With the release of Lincoln, many people are getting not just a new view of one of our greatest presidents, but also a bird’s-eye view of slavery and racism. But our top-hatted leader was portrayed earlier in fim. All the way back to 1915, in fact. This was in the historical and controversial The Birth of a Nation, directed by D.W. Griffith.
Film buffs will immediately recognize that title. The average movie-goer, perhaps not so much. This is forgiveable, since the film is not only an old silent (nearly a century old!), but also a three hour silent drama, thus risking testing the patience of today’s Transformers-reared demographic. Even I, who pride myself on paying attention to movies and giving experimental and classic cinema alike my undivided focus, desperately checked the time left on Netflix, wondering when it would be over.
First of all, to objectively step away from the themes of the work, which I will address, the film is gorgeous. Even today it holds up. Being a sweeping drama that takes place during the Civil War and Reconstruction, it goes from set to set. One minute you’re in an expansive Southern field, the next you’re in a claustrophobic cabin before the Klansmen ride by. It made advances for movies, introducing the idea of the tracking shot, and also arguably the idea of “epic” filmmaking that is present today in Nolan’s interpretation of Batman.
As well, the acting, considering when it was filmed, holds up quite well. Griffith’s version of Lincoln is a bit more subdued and in the background than Lewis’ current performance, but serves its purpose. Though the Klansmen are reprehensible in today’s eyes, they carry a certain energy and gravitas that makes them hard to ignore onscreen. The plot moves along quite well and is established well in the first half of the movie, with the intertwining Northern and Southern families, but honestly collapses in the second half as the film descends into bizarre, caricatured propaganda.

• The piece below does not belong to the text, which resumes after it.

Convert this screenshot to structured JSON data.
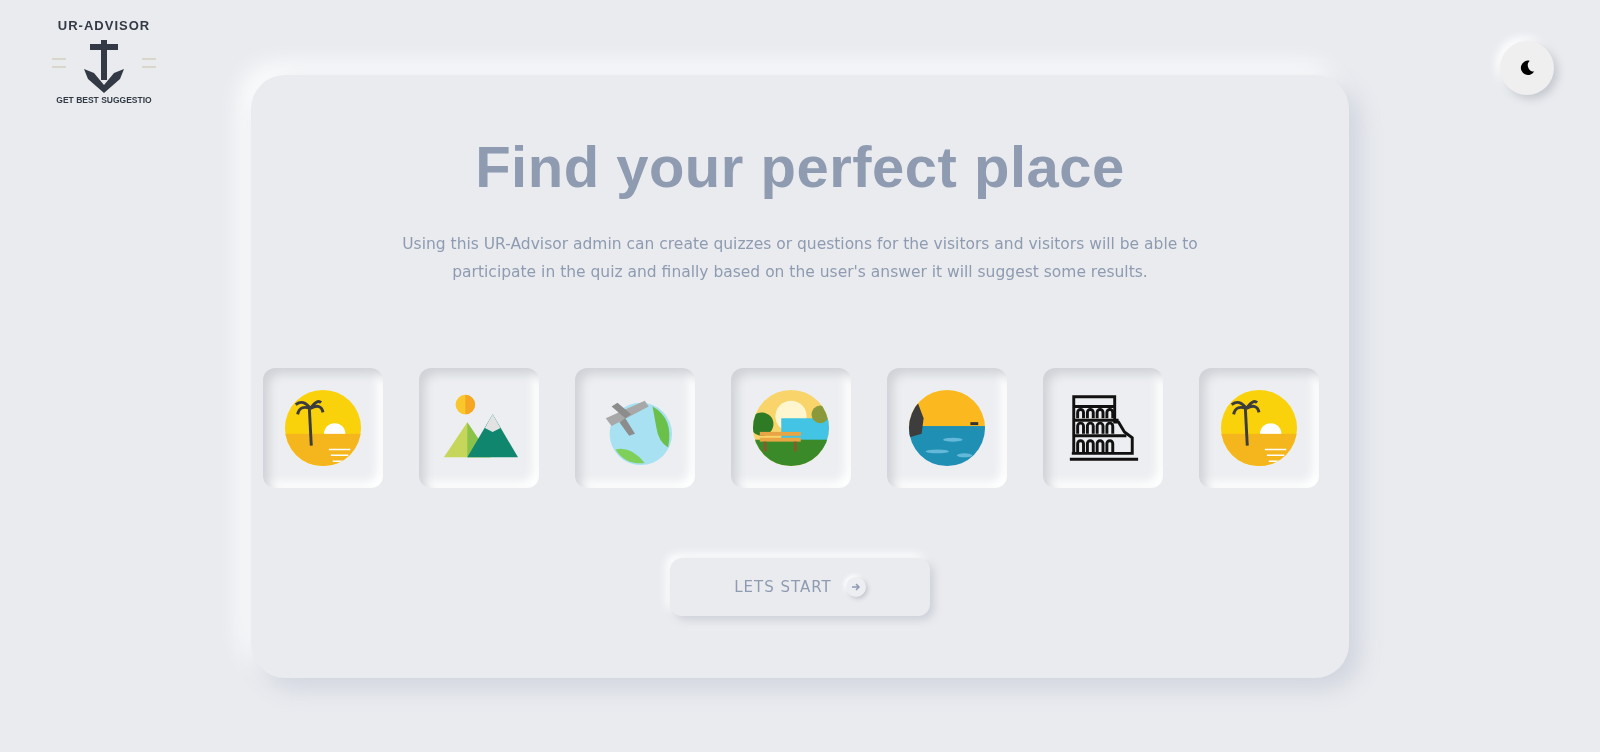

And here may be the biggest obstacle of the movie itself, especially in 2012 America when we have Barack Obama in office and desegregation. It’s the usual liberal white guilt thing to castigate this movie for its portrayal of African-Americans but as I watched the movie (aware of its racist content and reputation), I almost couldn’t believe my eyes. Black people in this movie are literally reduced to little more than marauding and unintelligent animals. It almost has to be seen to be believed how stereotyped and ignorant this is (the film is based on Thomas Dixon’s novel/play The Klansmen…one guess as to what that work itself deals with). Nowadays the only people to hold up the Klansmen as virtuous heroes may be the trolls on /b/ or extreme white power supremacists, but back in the early 1900s, this was a common view in America, with Nation going on to become the highest-grossing film at the time.
It almost weirdly speaks to America’s history of prejudice and complicated issues of race that one of the most popular and artistically significant films in America is so profoundly disturbing in its racism. On one hand the discerning critic can appreciate the formalistic qualities of the film: it is gorgeously shot, well-acted, has a sprawling narrative, and for a silent film holds its own with the dialogue cards provided. But of course it would be foolish to ignore how it twists history into a revisionist credo that says the end of slavery and the emancipation of black people was a mistake and that the KKK, with their burning down of houses and terrorizing people, were swell people. The movie was extreme even for its time (remember this is before the civil rights movement), earning protests from the NAACP at theaters. It almost starts to feel like self-parody with how (pardon the pun) black-and-white its own twisted morality is; indeed, it can be even considered dystopian fiction since blacks completely take over and destroy everything, which is certainly not how things played out in our national history. The title then is especially curious. It wasn’t the birth of a nation but rather the dividing of one. Regardless, I recommend one view it, both to understand where modern cinema comes from and also to remember the legacy of intolerance in America (which Griffith would tackle in his next film, as a sort of about-face from this movie).